Les forages ne semblent rentables, pour les derniers, qu’au dessus de 80 dollars le baril. Les forages plus anciens ont eu initialement un seuil de rentabilité plus faible (vers 50-60 dollars) mais l’épuisement de ces forages contraint les compagnies à utiliser des techniques qui sont désormais plus coûteuses. Il convient donc d’examiner attentivement la logique économique de l’huile de schiste.

 

Une base saine et une dérive spéculative

L’exploitation de l’huile de schiste repose sur le percement d’un puits, d’abord vertical puis horizontal, et l’injection de composés chimiques destinés à fracturer la roche et à en dégager l’huile avec des composés pauvres en hydrogènes. Il faut, de plus, un apport externe en chaleur [2]. Ces composés sont en général mélangés à de l’eau, et l’un des premiers problèmes de cette industrie a été sa consommation d’eau et la pollution des nappes phréatiques environnantes [3]. Le rendement du forage baisse fortement dès la première année. On peut considérer que nombre de forages, compte tenu des coûts d’exploitation, cessent d’être rentables dès la quatrième année. Signalons que le seuil de rentabilité, qui était initialement prévu autour de 30 dollars par baril [4], se trouve actuellement plutôt vers 60-70 dollars par baril, et ceci uniquement pour les coûts directs.

L’intérêt cependant est que la production initiale est forte et les coûts d’investissements relativement réduits. Une petite société peut donc acquérir une concession (permis de 5 à 10 ans) et mettre rapidement cette concession en exploitation. Avec des prix du pétrole élevés, le rendement initial est important. Il permet soit de rembourser les emprunts sollicités au départ soit de revendre la concession à une autre compagnie, qui est moins experte que la première. Dans le cas de chute importante de production dès la fin de la première année, ceci équivaut à une arnaque pure et simple. La première compagnie fait un large bénéfice et la seconde doit alors se débrouiller avec des rendements qui s’effondrent rapidement. En fait, ceci donne à l’industrie de l’huile de schiste une dimension de « schéma Ponzi », terme utilisé en finance pour décrire les pyramides financières où l’on rémunère les premiers déposants avec l’argent des déposants suivants. En effet, les investissements sont faits largement à crédit, parfois jusqu’à 100 % des sommes. Il faut que la première société puisse revendre la concession très vite si elle ne veut pas être pénalisée par les taux d’intérêts. D’où la nécessité de produire le plus vite possible des quantités importantes d’huile, mais au détriment des rendements futurs, afin de vendre une concession en apparence très rentable. Ceci explique aussi la montée rapide du volume d’huile produit, ce qui a contribué à déséquilibrer le marché.

 

La financiarisation de la production d’huile de schiste

On a fait allusion aux emprunts.
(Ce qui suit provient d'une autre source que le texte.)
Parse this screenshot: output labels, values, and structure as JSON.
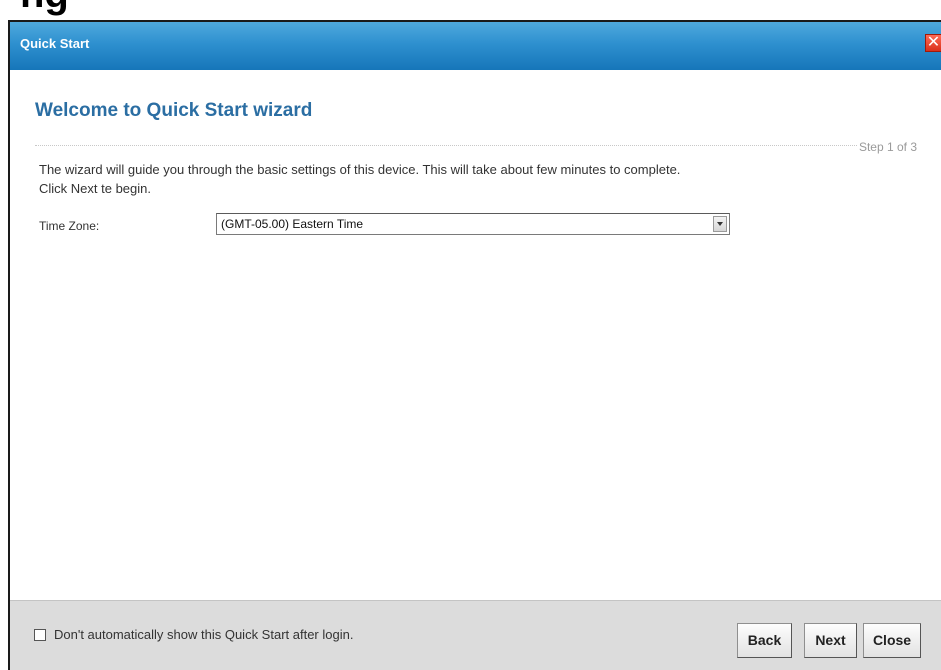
{
  "page": {
    "cropped_heading": "ng"
  },
  "dialog": {
    "title": "Quick Start",
    "close_symbol": "✕",
    "heading": "Welcome to Quick Start wizard",
    "step": "Step 1 of 3",
    "description_line1": "The wizard will guide you through the basic settings of this device. This will take about few minutes to complete.",
    "description_line2": "Click Next te begin.",
    "time_zone": {
      "label": "Time Zone:",
      "selected": "(GMT-05.00) Eastern Time"
    }
  },
  "footer": {
    "checkbox_label": "Don't automatically show this Quick Start after login.",
    "checkbox_checked": false,
    "back_label": "Back",
    "next_label": "Next",
    "close_label": "Close"
  },
  "colors": {
    "titlebar": "#2e90cf",
    "heading": "#2b6ea3",
    "footer": "#dcdcdc",
    "close_button": "#d92f1a"
  },
  "icons": {
    "close": "close-icon",
    "dropdown": "chevron-down-icon"
  }
}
En réalité, c’est l’ensemble du cycle d’exploitation qui est largement financiarisé. Tout d’abord, la concession et le capital initial sont couverts par un emprunt, la compagnie engageant en réalité très peu de capitaux. Cela se comprend aisément si l’on considère les risques initiaux élevés dans cette activité. Ces emprunts sont souscrits auprès des petites banques locales américaines. Mais, ces dernières titrisent rapidement ces emprunts, qui se retrouvent dans l’ensemble du secteur bancaire américain. Les taux d’intérêts viennent alors s’ajouter aux frais de forage et d’exploitation. Il semble bien, même si l’on manque d’études systématiques, que cela met le seuil de rentabilité au-delà de 80 dollars (certains auteurs avancent même des sommes de l’ordre de 100 dollars) le baril.
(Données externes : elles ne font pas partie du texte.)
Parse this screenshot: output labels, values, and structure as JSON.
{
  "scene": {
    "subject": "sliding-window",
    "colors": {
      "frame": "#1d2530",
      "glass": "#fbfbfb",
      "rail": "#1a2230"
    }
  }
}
Les compagnies ont aussi souscrit des assurances (on appelle cela techniquement des « couvertures de risques ») en cas de baisse des cours. Ici encore, on ne sait pas dans quelle proportion. Mais, ces contrats d’assurance ont rarement plus de 6 mois à un an de durée de vie. Ils ne semblent pas avoir été conclus après septembre 2014, car il semble bien que les prix ayant commencé à brutalement baisser à cette époque, le tarif de ces couvertures soit devenu exorbitant. La plupart des compagnies qui se sont assurées ne le sont donc que jusqu’au mois de juin 2015. Ces contrats d’assurances ont été aussi titrisés sur le modèle des CDS (credit default swaps) qui ont joué un rôle important dans la crise des subprimes. La titrisation tant des emprunts que des assurances a été un facteur important de développement dans la finance américaine. Mais cette titrisation a aussi abouti à répandre le risque dès que l’industrie de l’huile de schiste ne sera plus rentable, ce qui est le cas aujourd’hui.
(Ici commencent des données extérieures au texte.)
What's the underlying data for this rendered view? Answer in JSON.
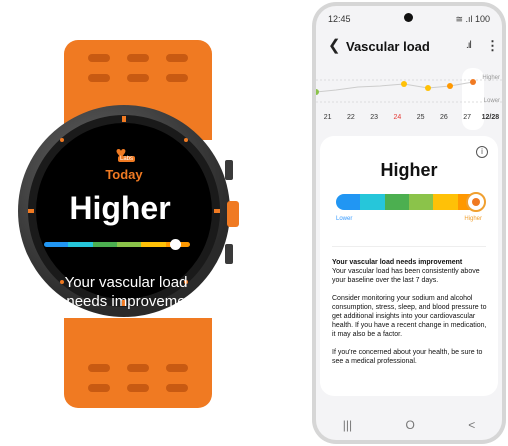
{
  "watch": {
    "brand_tag": "Labs",
    "period": "Today",
    "level": "Higher",
    "message": "Your vascular load needs improveme",
    "scale_colors": [
      "#2196f3",
      "#26c6da",
      "#4caf50",
      "#8bc34a",
      "#ffc107",
      "#ff9800"
    ],
    "level_fraction": 0.9
  },
  "phone": {
    "status": {
      "time": "12:45",
      "icons": "≅ .ıl 100"
    },
    "header": {
      "title": "Vascular load",
      "back_icon": "chevron-left-icon",
      "chart_icon": "bar-chart-icon",
      "menu_icon": "more-vertical-icon"
    },
    "chart": {
      "labels_right": [
        "Higher",
        "Lower"
      ],
      "days": [
        "21",
        "22",
        "23",
        "24",
        "25",
        "26",
        "27",
        "12/28"
      ],
      "highlight_day": "24",
      "selected_day": "12/28"
    },
    "card": {
      "level": "Higher",
      "info_icon": "info-icon",
      "scale_min_label": "Lower",
      "scale_max_label": "Higher",
      "heading": "Your vascular load needs improvement",
      "paragraphs": [
        "Your vascular load has been consistently above your baseline over the last 7 days.",
        "Consider monitoring your sodium and alcohol consumption, stress, sleep, and blood pressure to get additional insights into your cardiovascular health. If you have a recent change in medication, it may also be a factor.",
        "If you're concerned about your health, be sure to see a medical professional."
      ]
    },
    "nav": {
      "recent": "|||",
      "home": "O",
      "back": "<"
    }
  },
  "colors": {
    "accent": "#f07a22",
    "higher_label": "#f0a030",
    "lower_label": "#3399ff",
    "day_highlight": "#e53935"
  }
}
Avec la très forte baisse du prix du baril, il est clair que l’industrie perd de l’argent. On peut en dire de même de l’industrie parente des sables bitumineux du Canada (Alberta). Dès que les assurances cesseront de couvrir les pertes (pour les sociétés qui se sont assurées) la fermeture d’un grand nombre de sociétés va devenir inévitable. La chute de la vente des concessions et la baisse rapide des nouvelles mises en production est un signe très net que l’ensemble de l’industrie de l’huile de schiste est d’ores et déjà entrée dans une crise. Ceci va alors poser un double problème aux autorités américaines (et canadiennes).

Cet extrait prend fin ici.